Symptoms That May Indicate the Need For a Vertebroplasty
Symptoms of spinal fractures may vary depending on the location of the fracture and the cause of the fracture. Common symptoms of spinal fractures that patients report include:
- Neck or back pain
- Numbness or tingling
- Weakness or paralysis of muscles
- Muscle spasms
A variety of injuries or degenerative issues can cause these symptoms from vertebral fractures. The most common causes include automobile accidents, athletic activities, falls, and osteoarthritis.

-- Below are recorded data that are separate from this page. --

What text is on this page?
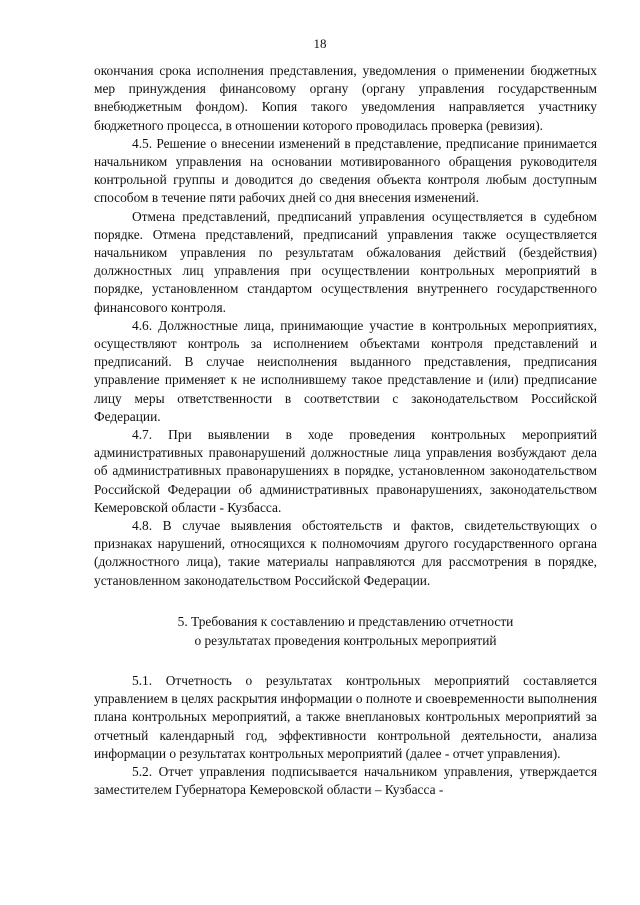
18

окончания срока исполнения представления, уведомления о применении бюджетных мер принуждения финансовому органу (органу управления государственным внебюджетным фондом). Копия такого уведомления направляется участнику бюджетного процесса, в отношении которого проводилась проверка (ревизия).

4.5. Решение о внесении изменений в представление, предписание принимается начальником управления на основании мотивированного обращения руководителя контрольной группы и доводится до сведения объекта контроля любым доступным способом в течение пяти рабочих дней со дня внесения изменений.

Отмена представлений, предписаний управления осуществляется в судебном порядке. Отмена представлений, предписаний управления также осуществляется начальником управления по результатам обжалования действий (бездействия) должностных лиц управления при осуществлении контрольных мероприятий в порядке, установленном стандартом осуществления внутреннего государственного финансового контроля.

4.6. Должностные лица, принимающие участие в контрольных мероприятиях, осуществляют контроль за исполнением объектами контроля представлений и предписаний. В случае неисполнения выданного представления, предписания управление применяет к не исполнившему такое представление и (или) предписание лицу меры ответственности в соответствии с законодательством Российской Федерации.

4.7. При выявлении в ходе проведения контрольных мероприятий административных правонарушений должностные лица управления возбуждают дела об административных правонарушениях в порядке, установленном законодательством Российской Федерации об административных правонарушениях, законодательством Кемеровской области - Кузбасса.

4.8. В случае выявления обстоятельств и фактов, свидетельствующих о признаках нарушений, относящихся к полномочиям другого государственного органа (должностного лица), такие материалы направляются для рассмотрения в порядке, установленном законодательством Российской Федерации.

5. Требования к составлению и представлению отчетности
о результатах проведения контрольных мероприятий

5.1. Отчетность о результатах контрольных мероприятий составляется управлением в целях раскрытия информации о полноте и своевременности выполнения плана контрольных мероприятий, а также внеплановых контрольных мероприятий за отчетный календарный год, эффективности контрольной деятельности, анализа информации о результатах контрольных мероприятий (далее - отчет управления).

5.2. Отчет управления подписывается начальником управления, утверждается заместителем Губернатора Кемеровской области – Кузбасса -
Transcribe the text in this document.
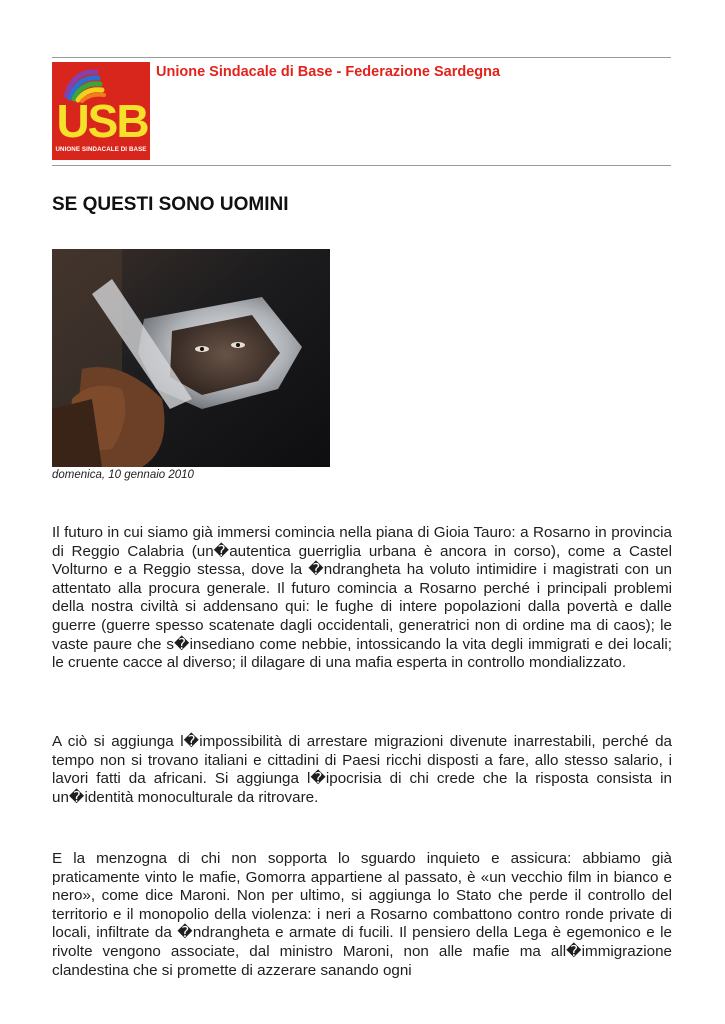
USB
UNIONE SINDACALE DI BASE
Unione Sindacale di Base - Federazione Sardegna
SE QUESTI SONO UOMINI
domenica, 10 gennaio 2010

Il futuro in cui siamo già immersi comincia nella piana di Gioia Tauro: a Rosarno in provincia di Reggio Calabria (un�autentica guerriglia urbana è ancora in corso), come a Castel Volturno e a Reggio stessa, dove la �ndrangheta ha voluto intimidire i magistrati con un attentato alla procura generale. Il futuro comincia a Rosarno perché i principali problemi della nostra civiltà si addensano qui: le fughe di intere popolazioni dalla povertà e dalle guerre (guerre spesso scatenate dagli occidentali, generatrici non di ordine ma di caos); le vaste paure che s�insediano come nebbie, intossicando la vita degli immigrati e dei locali; le cruente cacce al diverso; il dilagare di una mafia esperta in controllo mondializzato.

A ciò si aggiunga l�impossibilità di arrestare migrazioni divenute inarrestabili, perché da tempo non si trovano italiani e cittadini di Paesi ricchi disposti a fare, allo stesso salario, i lavori fatti da africani. Si aggiunga l�ipocrisia di chi crede che la risposta consista in un�identità monoculturale da ritrovare.

E la menzogna di chi non sopporta lo sguardo inquieto e assicura: abbiamo già praticamente vinto le mafie, Gomorra appartiene al passato, è «un vecchio film in bianco e nero», come dice Maroni. Non per ultimo, si aggiunga lo Stato che perde il controllo del territorio e il monopolio della violenza: i neri a Rosarno combattono contro ronde private di locali, infiltrate da �ndrangheta e armate di fucili. Il pensiero della Lega è egemonico e le rivolte vengono associate, dal ministro Maroni, non alle mafie ma all�immigrazione clandestina che si promette di azzerare sanando ogni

How Do Physicians Treat Fractured Vertebrae Without a Vertebroplasty
Many spinal surgeons prefer more conservative approaches to back pain and spinal fractures since research has shown little benefit to a Vertebroplasty over conservative approaches. Conservative approaches include:
- Bed rest
- Non-Steroidal Anti-Inflammatory medication
- Pain Relievers and Muscle Relaxers
- Back Brace
Potential Risks or Complications of Vertebroplasty
Anytime a procedure involves penetrating the skin, risks and complications may occur. Complications of a Vertebroplasty procedure occur between 1 and 3% of all cases. While considered very low risk, patients may face risks or complications including:
- Hemorrhaging or blood loss
- Nerve Damage
- Issues with the cement
How Do Doctors Perform a Vertebroplasty
Prior to considering a patient for a Vertebroplasty, a spinal surgeon performs diagnostic testing. Diagnostic testing may include an x-ray, an MRI, or a CT scan. Diagnostic testing may also include all three of the previous listed types of diagnostics. Doctors use diagnostic testing in order to confirm suspected conditions To start the procedure, an anesthesiologist gives the patient a sedative or places the patient under general anesthesia. If given a sedative, the patient remains relaxed throughout the procedure and does not feel most of if any of the procedure. If the anesthesiologist places the patient under general anesthesia, the patient remains asleep throughout the procedure and does not feel anything. The anesthesiologist wakes the patient up once the surgeon completes the procedure. To perform the procedure, the spinal surgeon cleanses the area using an antibacterial solution. Next, the spinal surgeon uses a form of diagnostic called fluoroscope to continuously visualize where they guide the needle into the vertebrae. Once the surgeon identifies the correct vertebra, the surgeon fills the vertebra with the special cement. The vertebra may even require a second injection if the first injection does not suffice. Following the procedure, the patient must lie on their back for at least an hour to allow the cement to harden. A nurse observes the patient and checks the patient’s vitals for 1 to 2 hours following the procedure. While some patients may feel immediate pain relief, others may take up to three days to feel the full benefits of a Vertebroplasty. The treating physician may recommend the patient to participate in physical therapy or potentially wear a brace. Physical therapy can help teach the patient exercises that do not hurt their back but still help strengthen the muscles that protect the back and spinal column.